One of the main goals is to discourage people from using farmers' markets as a gathering place.
Photo Grant Lawrence

Farmers markets across B.C. are now only allowed to sell food due to the ongoing effort to combat the spread of COVID-19.

That means vendors of non-food items and other merchandise aren't allowed.

Dr. Bonnie Henry, the province's chief health officer, made the announcement at a March 27 morning press conference.

“I'm issuing the following order — all episodic vending markets, what we know as farmers markets or community markets, must only allow vendors that serve food to be sold at these events. So vendors of all other merchandise at these events are prohibited,” Henry said.

“This is a recognition of how important it is for us to be able to access locally grown and produced food. The farmers' markets are an important part of that but we don't want them to be areas where people are going and mingling in large groups because of the risk, right now, that that entails.”

Henry said the Ministry of Agriculture is also working with the B.C. Association of Farmers Markets to ensure there are online models to distribute farmers' fresh fruit and produce.

Farmers markets appeared on the essential services list the provincial government released March 26.

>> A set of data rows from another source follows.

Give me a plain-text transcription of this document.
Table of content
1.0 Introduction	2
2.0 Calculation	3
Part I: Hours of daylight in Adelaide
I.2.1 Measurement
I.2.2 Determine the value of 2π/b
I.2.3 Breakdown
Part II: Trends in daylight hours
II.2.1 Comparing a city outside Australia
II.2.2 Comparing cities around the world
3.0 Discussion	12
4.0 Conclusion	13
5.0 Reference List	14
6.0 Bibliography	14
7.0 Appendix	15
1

Heather O’Hara, executive director of the B.C. Association of Farmers’ Markets (BCAFM) told the Courier in a March 27 email that the organization is working very closely with B.C. Centre for Disease Control (BCCDC), the Ministry of Agriculture and the Ministry of Health.

“BCAFM is both informing, and being informed by in collaboration with these agencies. In other words, we are very much in the loop on what is being communicated and updated with regards to our member farmers markets and modifications to their markets,” she wrote.

The BCCDC website, which is regularly updated, explains what’s currently being sold at farmers’ markets. It can be found HERE.

“We agree and member markets are operating under this guidance,” O’Hara said.

She added that BCAFM member markets have already, and will continue to, modify operations in response to coronavirus.

“We update our website regularly as things evolve,” she said. Those updates can be found HERE.

Jen Candela, communications manager for Vancouver Farmers Markets, told the Courier in an email that Vancouver Coastal Health (VCH) and the City of Vancouver and the park board have approved markets to operate this week with all the social distancing and safety protocols in place. They can be found HERE.

The markets run at Riley and Hastings Park. She said Vancouver markets have already been adapting to health concerns around coronavirus and, over the past two weeks, only food items have been permitted — no crafts, which are typically sold at summer markets anyway. Food made in home kitchens also haven't been allowed, as per VCH regulations, nor have food trucks.

Candela said they're re-evaluating whether food trucks should be permitted since they are still allowed on city streets.

One of the main goals, however, is to discourage people from using farmers' markets as a gathering place.

"What we're trying to tell the public right now is that we're not a social gathering. We're not functioning as a social gathering [place] right now. We are functioning as an essential service, as an access point for fresh food," she said.

Park rangers have been at the markets to ensure people are following social distancing policies that direct individuals to stay two metres apart.This weekend, Candela said there will be additional signs and staff at the sites to emphasize and enforce those requirements.